Kohlrabi and Carrot Salad with Harissa



The Fairmount Neighborhood Farmers Market will be held rain or shine this Sunday. You can expect to find:

  • apples: Gravenstein, Sansa, Akane
  • tomatoes: heirlooms and San Marzano romas
  • cucumbers, zucchini, eggplants, peppers, string beans
  • root vegetables including beets, carrots, turnips, potatoes, and kohlrabi
  • butter crunch leaf lettuce, curly kale, basil 
  • onions, leeks, scallions, garlic
  • eggs, honey, pickles
  • fresh and smoked salmon
  • locally grown dried beans and grains

If you haven't tried it before, raw kohlrabi is a treat. Once you get over the thrill of owning a pet Martian and bring yourself to peel away its knobby exterior, you'll uncover a crunchy white root with a distinctive, subtle flavor. Here I paired kohlrabi with its carrot cousin in a simplified version of this spicy carrot salad, streamlined by the fact that it is now possible to find harissa in town (at Market of Choice).

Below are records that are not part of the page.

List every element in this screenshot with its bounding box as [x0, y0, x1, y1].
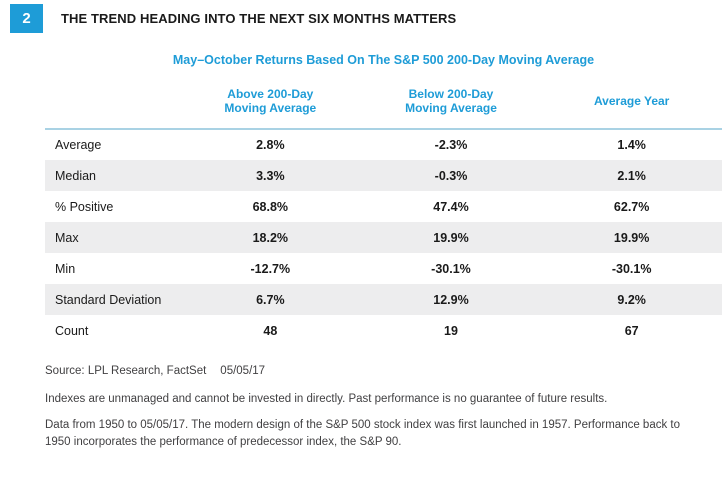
cell-value: 2.8% [256, 138, 285, 152]
source-date: 05/05/17 [220, 365, 266, 377]
row-label: Min [55, 261, 76, 276]
cell-value: -2.3% [434, 138, 468, 152]
table-row: Max 18.2% 19.9% 19.9% [45, 222, 722, 253]
returns-table: Above 200-Day Moving Average Below 200-D… [45, 80, 722, 346]
column-header-line: Moving Average [405, 101, 497, 115]
table-row: % Positive 68.8% 47.4% 62.7% [45, 191, 722, 222]
disclaimer-text: Indexes are unmanaged and cannot be inve… [45, 393, 608, 405]
table-row: Min -12.7% -30.1% -30.1% [45, 253, 722, 284]
column-header-line: Average Year [593, 93, 670, 108]
cell-value: 2.1% [617, 168, 646, 183]
source-text: Source: LPL Research, FactSet [45, 365, 207, 377]
cell-value: 62.7% [613, 199, 650, 214]
cell-value: -0.3% [434, 168, 468, 183]
column-header-line: Moving Average [224, 101, 317, 115]
table-row: Count 48 19 67 [45, 315, 722, 346]
table-header: Above 200-Day Moving Average Below 200-D… [45, 80, 722, 130]
cell-value: 9.2% [617, 292, 646, 307]
column-header-average-year: Average Year [541, 80, 722, 130]
cell-value: 67 [624, 323, 639, 338]
data-note-text: Data from 1950 to 05/05/17. The modern d… [45, 419, 681, 448]
table-body: Average 2.8% -2.3% 1.4% Median 3.3% -0.3% 2.1%%… [45, 129, 722, 346]
row-label: Average [55, 138, 102, 152]
column-header-below-200-day: Below 200-Day Moving Average [360, 80, 542, 130]
cell-value: 68.8% [252, 199, 289, 214]
cell-value: -30.1% [431, 261, 471, 276]
row-label: Max [55, 230, 79, 245]
cell-value: 6.7% [256, 292, 285, 307]
cell-value: 1.4% [617, 138, 646, 152]
cell-value: -30.1% [611, 261, 652, 276]
cell-value: -12.7% [250, 261, 291, 276]
column-header-above-200-day: Above 200-Day Moving Average [180, 80, 361, 130]
cell-value: 48 [263, 323, 278, 338]
figure-header: 2 THE TREND HEADING INTO THE NEXT SIX MO… [10, 4, 456, 33]
table-row: Average 2.8% -2.3% 1.4% [45, 129, 722, 160]
cell-value: 12.9% [433, 292, 469, 307]
page-title: THE TREND HEADING INTO THE NEXT SIX MONT… [61, 11, 457, 26]
cell-value: 3.3% [256, 168, 285, 183]
cell-value: 19 [444, 323, 458, 338]
source-line: Source: LPL Research, FactSet 05/05/17 [45, 364, 697, 378]
cell-value: 19.9% [433, 230, 469, 245]
cell-value: 47.4% [433, 199, 469, 214]
figure-number: 2 [22, 10, 31, 27]
table-row: Median 3.3% -0.3% 2.1% [45, 160, 722, 191]
chart-title: May–October Returns Based On The S&P 500… [172, 53, 595, 67]
column-header-line: Below 200-Day [408, 86, 494, 101]
row-label: Count [55, 323, 89, 338]
cell-value: 19.9% [613, 230, 650, 245]
row-label: Median [55, 168, 96, 183]
figure-number-badge: 2 [10, 4, 43, 33]
figure-footer: Source: LPL Research, FactSet 05/05/17 In… [45, 364, 697, 451]
row-label: Standard Deviation [55, 292, 162, 307]
cell-value: 18.2% [252, 230, 289, 245]
table-row: Standard Deviation 6.7% 12.9% 9.2% [45, 284, 722, 315]
row-label: % Positive [55, 199, 114, 214]
column-header-line: Above 200-Day [227, 86, 314, 101]
column-header-empty [45, 80, 180, 130]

Kohlrabi and Carrot Salad with Harissa

1 medium sized kohlrabi
2 carrots
juice from 1 large lemon
~10 mint leaves
2 ounces feta cheese
2 Tbsp olive oil
1 teaspoon harissa, or to taste

1. With a paring knife, generously peel away the rough skin of the kohlrabi, cutting away any woody bits. Slice the remaining white root into thin slices and cut into matchsticks (or use a mandolin to julienne). Toss in the lemon juice to prevent the kohlrabi from discoloring. Scrub or peel the carrots and cut into similarly sized matchsticks. 

2. Toss the kohlrabi and carrots with olive oil and harissa. Sliver the mint leaves, dice up the feta, and stirs into the salad. Taste and add more harissa or salt as desired. Enjoy.